A paradise to rival that of Great Keppel, Middle Percy Island is home to a national park and a conservation area, taken care of by a couple who are appointed to live there and look after everything. There is a large A frame structure where visiting boats traditionally hang up their boat names as signs, and where you can cook and eat and use the large fire to BBQ. Here you can see some of those boats who have gone before us. Its such a great social place to meet people and share stories.

We spent the morning on the beach. I got a swim, Bernie did his usual trick of finding the only bit of food on the whole beach and eating sand, and Adrian chatted to the other yachties who were chillin in the A frame about their plans and the weather (mindful that the blow was coming in the next few days).
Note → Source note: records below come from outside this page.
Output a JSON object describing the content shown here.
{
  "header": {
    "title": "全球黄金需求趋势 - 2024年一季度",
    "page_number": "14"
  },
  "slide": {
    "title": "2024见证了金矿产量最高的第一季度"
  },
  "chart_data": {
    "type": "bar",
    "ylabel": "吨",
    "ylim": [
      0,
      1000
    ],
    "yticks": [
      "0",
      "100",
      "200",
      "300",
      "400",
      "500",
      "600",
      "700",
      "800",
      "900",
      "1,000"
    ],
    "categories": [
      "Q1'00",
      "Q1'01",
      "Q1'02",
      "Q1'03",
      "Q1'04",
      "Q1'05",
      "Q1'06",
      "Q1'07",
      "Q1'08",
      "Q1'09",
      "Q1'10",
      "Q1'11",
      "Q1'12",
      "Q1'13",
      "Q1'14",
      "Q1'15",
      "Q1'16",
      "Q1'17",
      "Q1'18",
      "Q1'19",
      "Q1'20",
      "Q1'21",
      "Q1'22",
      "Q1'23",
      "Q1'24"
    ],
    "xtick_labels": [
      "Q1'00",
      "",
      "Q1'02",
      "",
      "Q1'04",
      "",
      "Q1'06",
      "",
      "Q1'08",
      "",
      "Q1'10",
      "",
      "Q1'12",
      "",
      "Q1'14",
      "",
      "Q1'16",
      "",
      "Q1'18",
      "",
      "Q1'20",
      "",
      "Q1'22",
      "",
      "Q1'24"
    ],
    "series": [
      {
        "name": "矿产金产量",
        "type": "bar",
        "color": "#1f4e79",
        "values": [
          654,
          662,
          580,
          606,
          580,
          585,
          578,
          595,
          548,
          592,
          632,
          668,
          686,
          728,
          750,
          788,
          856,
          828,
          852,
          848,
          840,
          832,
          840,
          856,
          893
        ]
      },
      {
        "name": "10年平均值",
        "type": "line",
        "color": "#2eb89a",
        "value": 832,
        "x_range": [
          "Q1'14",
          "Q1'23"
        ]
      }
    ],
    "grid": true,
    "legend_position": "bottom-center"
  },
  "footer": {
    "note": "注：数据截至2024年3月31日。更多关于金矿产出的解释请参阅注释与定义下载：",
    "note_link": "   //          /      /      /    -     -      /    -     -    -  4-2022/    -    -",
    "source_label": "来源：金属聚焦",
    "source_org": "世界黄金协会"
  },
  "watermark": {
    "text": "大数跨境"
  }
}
We husked some coconuts, and went exploring in the creek behind the beach. We threw the fishing line is as there was a tonne of garfish around (none near my line…) and also tried our luck at getting some crabs (no luck). It was all so idyllic.

That evening, we headed back to the A frame to meet all the other boats in the anchorage. Its so great to put peoples faces and names to the boats we are often seeing around. I’m glad we took the opportunity to meet some more people that evening, as we had agreed to leave the next day and so wouldn’t have had another opportunity (plus we put up our sign). The blow was still coming, and we needed to get to a more protected place. So after a gorgeous day, and then a lovely evening chatting with people, we headed back home, packed up the boat, fell into bed and set our alarms for 04:00. We had a BIG trip to do the next day up to the start of the Whitsundays, aiming for Scawfell Island which has a good protected anchorage. More on that trip to come!